Rund 10'000 Menschen haben am Freitag in der Stadt Zürich am 1.-Mai-Umzug teilgenommen. Sie hatten sich vom strömenden Regen den Tag der Arbeit nicht vermiesen lassen. Den Zug prägten denn auch nicht nur kämpferische Parolen und Transparente, sondern auch viele, viele bunte Schirme.

Rund 10'000 Personen (Angaben von Polizei und Organisatoren) zogen durch die Innenstadt zum Sechseläutenplatz. Die Stimmung war friedlich und fröhlich. Musik schallte durch die Strassen und Parolen wurden skandiert. Auf Transparenten protestierten die Teilnehmenden etwa gegen Lohndumping, Krieg und Krise.

Abgesehen von ein paar Farbbeuteln und Rauchpetarden kam es laut Polizei zu keinen nennenswerten Zwischenfällen.
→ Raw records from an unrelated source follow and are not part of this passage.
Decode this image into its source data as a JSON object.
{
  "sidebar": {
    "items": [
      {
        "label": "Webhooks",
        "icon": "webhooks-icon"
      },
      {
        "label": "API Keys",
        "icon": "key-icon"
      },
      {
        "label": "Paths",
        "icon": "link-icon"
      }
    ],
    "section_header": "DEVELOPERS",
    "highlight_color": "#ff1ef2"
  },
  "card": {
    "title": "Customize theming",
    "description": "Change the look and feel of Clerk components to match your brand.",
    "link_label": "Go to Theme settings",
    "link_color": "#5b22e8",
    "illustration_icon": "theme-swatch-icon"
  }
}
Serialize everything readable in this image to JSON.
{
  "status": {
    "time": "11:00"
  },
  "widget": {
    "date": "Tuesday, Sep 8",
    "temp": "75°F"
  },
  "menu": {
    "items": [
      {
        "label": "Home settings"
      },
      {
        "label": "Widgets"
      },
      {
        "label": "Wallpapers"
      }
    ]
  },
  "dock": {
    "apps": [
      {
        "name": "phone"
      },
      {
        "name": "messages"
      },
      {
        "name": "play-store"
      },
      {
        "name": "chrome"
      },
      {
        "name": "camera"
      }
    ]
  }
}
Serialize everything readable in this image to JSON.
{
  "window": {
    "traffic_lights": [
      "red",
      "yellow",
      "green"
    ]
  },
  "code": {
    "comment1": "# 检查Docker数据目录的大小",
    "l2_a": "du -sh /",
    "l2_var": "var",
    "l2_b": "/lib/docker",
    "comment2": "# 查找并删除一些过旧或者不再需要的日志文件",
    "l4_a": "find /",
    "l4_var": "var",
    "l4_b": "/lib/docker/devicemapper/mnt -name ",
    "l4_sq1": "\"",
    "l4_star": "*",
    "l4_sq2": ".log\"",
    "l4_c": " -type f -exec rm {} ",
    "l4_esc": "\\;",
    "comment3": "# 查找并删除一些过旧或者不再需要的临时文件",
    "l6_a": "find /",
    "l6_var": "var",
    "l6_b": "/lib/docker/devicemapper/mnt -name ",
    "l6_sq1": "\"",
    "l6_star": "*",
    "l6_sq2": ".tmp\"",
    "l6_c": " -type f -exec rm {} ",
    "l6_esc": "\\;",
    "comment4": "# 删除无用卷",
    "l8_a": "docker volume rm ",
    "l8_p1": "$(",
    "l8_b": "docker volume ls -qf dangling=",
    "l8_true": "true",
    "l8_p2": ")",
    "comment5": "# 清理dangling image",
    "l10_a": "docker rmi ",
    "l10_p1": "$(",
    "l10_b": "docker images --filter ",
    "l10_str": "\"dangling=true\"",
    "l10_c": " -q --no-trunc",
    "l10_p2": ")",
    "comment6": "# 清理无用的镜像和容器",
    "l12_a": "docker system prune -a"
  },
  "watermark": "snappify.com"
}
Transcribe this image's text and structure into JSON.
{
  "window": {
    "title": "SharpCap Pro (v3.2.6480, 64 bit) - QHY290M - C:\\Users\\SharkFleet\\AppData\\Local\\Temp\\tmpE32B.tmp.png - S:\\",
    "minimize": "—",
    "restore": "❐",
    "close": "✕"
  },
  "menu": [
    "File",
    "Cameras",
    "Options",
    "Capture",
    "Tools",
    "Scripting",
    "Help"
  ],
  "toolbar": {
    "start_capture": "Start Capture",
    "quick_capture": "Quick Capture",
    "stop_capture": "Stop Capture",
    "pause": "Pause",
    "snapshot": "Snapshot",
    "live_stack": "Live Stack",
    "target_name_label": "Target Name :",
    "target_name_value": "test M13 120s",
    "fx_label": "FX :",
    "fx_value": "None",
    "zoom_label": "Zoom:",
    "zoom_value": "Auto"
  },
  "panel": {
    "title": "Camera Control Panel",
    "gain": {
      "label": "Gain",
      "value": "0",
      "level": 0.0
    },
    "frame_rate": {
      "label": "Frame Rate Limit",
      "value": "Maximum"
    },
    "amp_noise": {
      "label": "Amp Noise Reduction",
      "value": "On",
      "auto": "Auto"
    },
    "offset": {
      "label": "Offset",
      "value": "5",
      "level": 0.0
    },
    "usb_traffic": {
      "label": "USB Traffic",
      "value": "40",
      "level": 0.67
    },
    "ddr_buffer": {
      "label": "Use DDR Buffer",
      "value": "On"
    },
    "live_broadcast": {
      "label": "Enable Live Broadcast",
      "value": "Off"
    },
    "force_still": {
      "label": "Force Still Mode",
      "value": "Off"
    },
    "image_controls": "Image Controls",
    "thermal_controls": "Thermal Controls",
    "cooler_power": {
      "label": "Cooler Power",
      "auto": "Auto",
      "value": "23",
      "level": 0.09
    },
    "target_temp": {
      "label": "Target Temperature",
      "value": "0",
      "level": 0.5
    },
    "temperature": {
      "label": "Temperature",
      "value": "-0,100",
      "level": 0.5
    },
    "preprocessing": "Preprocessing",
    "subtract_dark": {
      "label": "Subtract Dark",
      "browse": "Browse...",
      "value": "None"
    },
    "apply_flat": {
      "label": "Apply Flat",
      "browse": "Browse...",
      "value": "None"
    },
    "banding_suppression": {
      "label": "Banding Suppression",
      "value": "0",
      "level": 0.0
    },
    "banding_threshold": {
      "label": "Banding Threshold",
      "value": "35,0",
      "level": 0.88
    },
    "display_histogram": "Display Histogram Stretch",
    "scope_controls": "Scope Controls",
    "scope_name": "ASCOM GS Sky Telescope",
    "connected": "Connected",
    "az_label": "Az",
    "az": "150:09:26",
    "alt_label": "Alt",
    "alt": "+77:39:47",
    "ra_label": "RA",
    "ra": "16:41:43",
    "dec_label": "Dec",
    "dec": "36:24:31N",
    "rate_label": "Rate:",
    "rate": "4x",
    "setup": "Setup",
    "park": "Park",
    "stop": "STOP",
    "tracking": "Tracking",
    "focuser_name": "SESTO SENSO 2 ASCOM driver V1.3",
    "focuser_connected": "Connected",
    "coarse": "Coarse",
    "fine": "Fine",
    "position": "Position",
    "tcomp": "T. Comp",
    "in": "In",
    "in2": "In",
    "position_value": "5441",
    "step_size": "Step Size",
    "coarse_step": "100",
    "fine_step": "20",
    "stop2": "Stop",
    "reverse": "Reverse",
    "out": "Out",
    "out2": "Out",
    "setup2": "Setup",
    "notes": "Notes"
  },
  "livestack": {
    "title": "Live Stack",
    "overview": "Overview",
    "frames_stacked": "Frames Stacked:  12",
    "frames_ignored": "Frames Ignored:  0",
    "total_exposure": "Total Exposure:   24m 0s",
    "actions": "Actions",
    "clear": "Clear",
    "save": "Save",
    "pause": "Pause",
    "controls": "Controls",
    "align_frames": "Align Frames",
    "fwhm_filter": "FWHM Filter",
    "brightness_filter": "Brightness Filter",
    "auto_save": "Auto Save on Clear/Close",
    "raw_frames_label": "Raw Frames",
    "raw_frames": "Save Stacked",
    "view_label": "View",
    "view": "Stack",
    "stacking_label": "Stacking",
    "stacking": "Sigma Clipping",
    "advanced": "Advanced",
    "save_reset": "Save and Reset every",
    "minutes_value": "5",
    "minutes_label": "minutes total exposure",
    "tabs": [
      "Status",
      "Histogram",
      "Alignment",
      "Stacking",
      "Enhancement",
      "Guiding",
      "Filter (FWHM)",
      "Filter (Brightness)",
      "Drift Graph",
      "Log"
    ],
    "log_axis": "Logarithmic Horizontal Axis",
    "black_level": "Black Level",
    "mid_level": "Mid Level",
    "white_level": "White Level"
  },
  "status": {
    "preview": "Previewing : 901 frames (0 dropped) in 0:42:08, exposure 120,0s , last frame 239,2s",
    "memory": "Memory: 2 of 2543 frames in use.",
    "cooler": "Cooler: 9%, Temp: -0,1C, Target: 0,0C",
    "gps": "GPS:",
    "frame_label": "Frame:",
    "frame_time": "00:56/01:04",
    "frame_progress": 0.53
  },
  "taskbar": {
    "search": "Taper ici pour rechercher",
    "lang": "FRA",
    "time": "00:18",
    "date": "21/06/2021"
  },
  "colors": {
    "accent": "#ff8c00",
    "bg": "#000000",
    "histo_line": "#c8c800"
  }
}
Mehrere Personen seien vorübergehend arretiert und mit einer Wegweisung belegt worden, heisst es in einem Communiqué.

Als der Zug eintraf, warteten auf dem Platz bereits eine Handvoll Jungfreisinnige - vorsorglich unter einem Dach. Mit schwarz überklebten Mündern protestierten sie dagegen, dass die Demonstration, die sie für den 1. Mai geplant hatten, aus Sicherheitsgründen von der Polizei untersagt worden war.

1. Mai in Zürich

Giorgio Tuti prangert Lohnschere an

Als Hauptredner des 1. Mai in Zürich wandte sich Giorgio Tuti an die Menge. Der Präsident der Gewerkschaft des Verkehrspersonals (SEV) und Vizepräsident des Schweizerischen Gewerkschaftsbundes (SGB) thematisierte unter anderem Erbschaftssteuer und AHV.

Angesichts der immer weiter auseinanderklaffenden Einkommen sei die Einführung einer nationalen Erbschaftssteuer, wie sie am 14. Juni zur Abstimmung komme, eine Gelegenheit, Gegensteuer zu geben, sagte Tuti. Da eine solche Steuer nur für Vermögen über zwei Millionen Franken erhoben würde, wären "98 Prozent der Leute gar nicht davon betroffen".

Die sich immer weiter öffnende Lohnschere wirke sich direkt auf die Renten aus, die entsprechend immer ungleichere Bedingungen für Ältere schafften. Das Projekt "Altersvorsorge 2020" des Bundes verschärfe die Ungerechtigkeiten noch. Tuti verwies deshalb auf die SGB-Initiative "AHVplus", die hier Verbesserungen anstrebe.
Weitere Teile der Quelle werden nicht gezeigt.